冬の木々。心惹かれるのは葉を落とした枝だけの大木。
枝だけになった冬の大木が好きで、人気のない庭園を歩く。研ぎ澄まされた時間。
近隣散歩
大和郷(やまとむら)
六義園を中心とするこの一帯は、大和郷(やまとむら)と呼ばれ、江戸時代には武家屋敷が立ち並んでいたようです。
明治になって、先に記したように岩崎弥太郎が購入し、三代岩崎久彌氏の時代大正11年に、六義園の南西側一帯が一区画150〜300坪で分譲されており、近代住宅地の始まりとされています。
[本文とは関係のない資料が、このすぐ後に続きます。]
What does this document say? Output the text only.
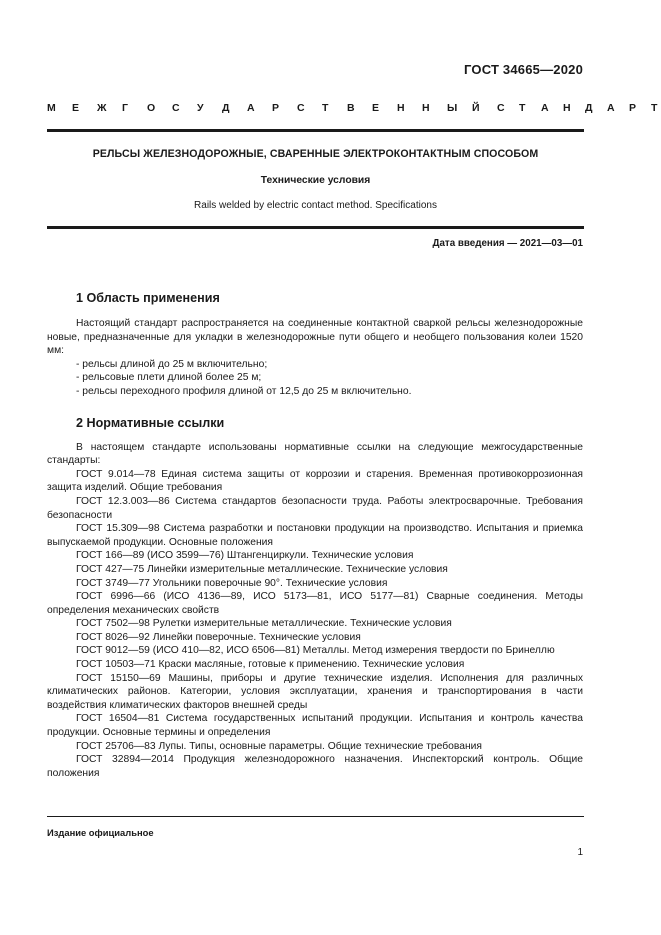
ГОСТ 34665—2020
М	Е	Ж	Г	О	С	У	Д	А	Р	С	Т	В	Е	Н	Н	Ы	Й	С	Т	А	Н	Д	А	Р	Т
РЕЛЬСЫ ЖЕЛЕЗНОДОРОЖНЫЕ, СВАРЕННЫЕ ЭЛЕКТРОКОНТАКТНЫМ СПОСОБОМ
Технические условия
Rails welded by electric contact method. Specifications
Дата введения — 2021—03—01
1 Область применения

Настоящий стандарт распространяется на соединенные контактной сваркой рельсы железнодорожные новые, предназначенные для укладки в железнодорожные пути общего и необщего пользования колеи 1520 мм:

- рельсы длиной до 25 м включительно;
- рельсовые плети длиной более 25 м;
- рельсы переходного профиля длиной от 12,5 до 25 м включительно.
2 Нормативные ссылки

В настоящем стандарте использованы нормативные ссылки на следующие межгосударственные стандарты:

ГОСТ 9.014—78 Единая система защиты от коррозии и старения. Временная противокоррозионная защита изделий. Общие требования

ГОСТ 12.3.003—86 Система стандартов безопасности труда. Работы электросварочные. Требования безопасности

ГОСТ 15.309—98 Система разработки и постановки продукции на производство. Испытания и приемка выпускаемой продукции. Основные положения

ГОСТ 166—89 (ИСО 3599—76) Штангенциркули. Технические условия

ГОСТ 427—75 Линейки измерительные металлические. Технические условия

ГОСТ 3749—77 Угольники поверочные 90°. Технические условия

ГОСТ 6996—66 (ИСО 4136—89, ИСО 5173—81, ИСО 5177—81) Сварные соединения. Методы определения механических свойств

ГОСТ 7502—98 Рулетки измерительные металлические. Технические условия

ГОСТ 8026—92 Линейки поверочные. Технические условия

ГОСТ 9012—59 (ИСО 410—82, ИСО 6506—81) Металлы. Метод измерения твердости по Бринеллю

ГОСТ 10503—71 Краски масляные, готовые к применению. Технические условия

ГОСТ 15150—69 Машины, приборы и другие технические изделия. Исполнения для различных климатических районов. Категории, условия эксплуатации, хранения и транспортирования в части воздействия климатических факторов внешней среды

ГОСТ 16504—81 Система государственных испытаний продукции. Испытания и контроль качества продукции. Основные термины и определения

ГОСТ 25706—83 Лупы. Типы, основные параметры. Общие технические требования

ГОСТ 32894—2014 Продукция железнодорожного назначения. Инспекторский контроль. Общие положения

Издание официальное
1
六義園周辺の升目状の道路と大きな邸宅群が当時の趣を残していますが、さすがに建物はほぼ建て替えられ歴史を感じるものはありません。
東洋文庫
六義園すぐ近くにあり、六義園との共通入場券も販売されています。
こちらも岩崎久彌氏の文献収集をベースに構築された東洋学の専門図書館・研究所で、国宝や重要文化財など資料の貴重性とともに、日本一美しい図書館とも言われています。
時々に企画展も開催されています。
オリエント・カフェ
通りからは見えませんが、この建物の裏側は小岩井農場が運営する「オリエントカフェ」になっています。小岩井農場の設立者のお一人が岩崎彌之助氏。
シーボルトゆかりの植物が植えられた“シーボルト・ガルテン(庭園) ”が拡がる、隠れ家的カフェレストランで、小岩井農場産の乳製品・たまご・肉類を使ったメニュー豊富。
お休みや貸し切り、満席などがあるので、予約をおすすめします。